Hilton’s conclusions, his celestial navigation, led him to five final imperatives: 1) re-orient around durable access, 2) tie our fate to collaboration, 3) harness economies of scale, 4) be Switzerland on steroids (i.e. neutral and highly engaged), and 5) double down on audacity.

Let me return to the three questions I posed to my students as they relate to preservation planning in libraries. If the five major components of preservation planning are environmental control, emergency preparedness, security, storage, and handling/use, then at first blush Shore/Hilton said little in specific terms about this core library function. But in broad terms, and as a roadmap to the future, they gave us plenty to think about.

First, Shore challenged us to examine those habits of thought and work that have become embedded in our professional consciousness. In terms of managerial planning and conservators’ treatments we might question the amount of time, staff, space, and money spent on treating individual items in loco. If we are collaborating, i.e. practicing what Hilton called an “intentional interdependence between organizations,” and working to scale it would seem we would want to invest more of our resources on regional treatment centers to which numerous institutions could send individual items for attention.

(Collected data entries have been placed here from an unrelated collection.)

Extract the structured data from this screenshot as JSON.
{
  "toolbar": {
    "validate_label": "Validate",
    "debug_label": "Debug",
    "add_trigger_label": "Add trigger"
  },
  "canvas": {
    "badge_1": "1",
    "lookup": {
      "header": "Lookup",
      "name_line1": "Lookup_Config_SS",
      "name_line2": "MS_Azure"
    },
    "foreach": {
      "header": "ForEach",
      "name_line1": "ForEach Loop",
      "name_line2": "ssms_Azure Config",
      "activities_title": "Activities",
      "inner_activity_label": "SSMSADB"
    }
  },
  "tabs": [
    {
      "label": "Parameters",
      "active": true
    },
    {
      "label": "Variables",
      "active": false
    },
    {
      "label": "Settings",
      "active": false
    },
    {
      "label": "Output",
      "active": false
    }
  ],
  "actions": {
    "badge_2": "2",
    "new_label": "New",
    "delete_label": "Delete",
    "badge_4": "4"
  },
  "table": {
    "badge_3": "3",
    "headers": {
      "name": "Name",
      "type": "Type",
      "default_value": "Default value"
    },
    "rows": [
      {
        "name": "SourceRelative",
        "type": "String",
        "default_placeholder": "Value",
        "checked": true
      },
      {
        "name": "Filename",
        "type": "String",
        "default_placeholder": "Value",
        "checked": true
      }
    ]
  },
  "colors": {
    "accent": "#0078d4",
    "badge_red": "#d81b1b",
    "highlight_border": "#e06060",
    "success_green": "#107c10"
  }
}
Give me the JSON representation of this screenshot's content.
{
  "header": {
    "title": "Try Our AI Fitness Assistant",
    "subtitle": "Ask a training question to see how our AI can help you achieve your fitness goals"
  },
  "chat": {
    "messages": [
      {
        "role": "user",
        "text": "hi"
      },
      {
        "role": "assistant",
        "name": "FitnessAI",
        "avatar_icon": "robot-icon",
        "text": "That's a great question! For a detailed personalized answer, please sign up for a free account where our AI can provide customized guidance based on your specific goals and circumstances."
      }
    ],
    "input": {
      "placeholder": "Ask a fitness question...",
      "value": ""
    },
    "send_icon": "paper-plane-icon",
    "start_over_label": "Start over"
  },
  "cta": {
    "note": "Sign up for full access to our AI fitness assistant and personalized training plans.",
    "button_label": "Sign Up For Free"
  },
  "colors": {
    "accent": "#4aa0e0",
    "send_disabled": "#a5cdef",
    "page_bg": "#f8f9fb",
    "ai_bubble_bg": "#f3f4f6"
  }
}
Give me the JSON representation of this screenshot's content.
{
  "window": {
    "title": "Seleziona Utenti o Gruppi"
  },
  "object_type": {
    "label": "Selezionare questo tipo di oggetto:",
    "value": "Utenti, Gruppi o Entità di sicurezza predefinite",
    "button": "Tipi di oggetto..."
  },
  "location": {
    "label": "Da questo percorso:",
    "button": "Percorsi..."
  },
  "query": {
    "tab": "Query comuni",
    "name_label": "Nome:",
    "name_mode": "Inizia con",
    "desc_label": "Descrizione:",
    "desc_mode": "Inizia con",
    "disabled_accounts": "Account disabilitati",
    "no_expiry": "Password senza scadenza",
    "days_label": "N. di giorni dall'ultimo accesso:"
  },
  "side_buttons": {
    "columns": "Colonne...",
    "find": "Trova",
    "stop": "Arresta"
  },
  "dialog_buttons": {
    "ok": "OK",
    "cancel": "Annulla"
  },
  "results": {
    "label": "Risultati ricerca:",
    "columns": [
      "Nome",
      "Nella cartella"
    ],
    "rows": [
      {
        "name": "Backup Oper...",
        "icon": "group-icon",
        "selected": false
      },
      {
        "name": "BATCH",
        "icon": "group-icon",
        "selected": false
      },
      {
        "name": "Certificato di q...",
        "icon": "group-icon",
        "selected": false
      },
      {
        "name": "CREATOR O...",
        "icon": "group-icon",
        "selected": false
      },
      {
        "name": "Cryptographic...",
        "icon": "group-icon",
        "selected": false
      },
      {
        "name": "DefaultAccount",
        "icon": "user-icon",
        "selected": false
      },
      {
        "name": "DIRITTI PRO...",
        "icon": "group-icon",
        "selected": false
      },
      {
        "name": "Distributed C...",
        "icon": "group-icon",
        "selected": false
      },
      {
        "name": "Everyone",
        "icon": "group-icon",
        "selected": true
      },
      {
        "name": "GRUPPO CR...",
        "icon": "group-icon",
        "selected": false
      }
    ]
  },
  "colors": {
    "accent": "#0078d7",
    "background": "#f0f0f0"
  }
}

Something like the Regional Alliance for Preservation might provide a model or a vehicle for this type of work.

This also argues for active, real-time discussions across institutions and among staffs/faculties of what should be sent for treatment to such regional centers, what can be done in-house, or ignored. Such a discussion overlaps Shore’s concern for a middle ground and the question: “Where do we differentiate ourselves from one another and where do we work together?” If we differentiate ourselves, in part, through our special and rare collections, then we are long overdue for a conversation (let alone collaborative work) about physical and digital preservation planning for these materials. This conversation, among regional or consortial curatorial staff, needs to happen sooner rather than later. The Committee on Institutional Cooperation (CIC) have a number of initiatives that address physical and digital preservation: the Shared Print Repository, Hathi Trust Digital Repository, the Google Book Search Project. But almost all of this activity addresses circulating or journal collections, not rare or special materials. It is time for curatorial staffs (and associated faculty) to gather, talk, and act.

Some might argue that digital humanities initiatives or cultural commons projects like the DPLA meet this need. This may be the case on the digital front, but I do not think it adequately addresses Hilton’s call to re-orient around durable access. Here he pointed to “traditional content,” (books and paper) as being less problematic, i.e. put it on the shelf in an environmentally stable, secure, place and we’ll be fine for five hundred years. This may be so, but we do not, at present, have the necessary capacity for such storage. The physical is being shortchanged in favor of the digital. We need to be collaboratively audacious on both fronts.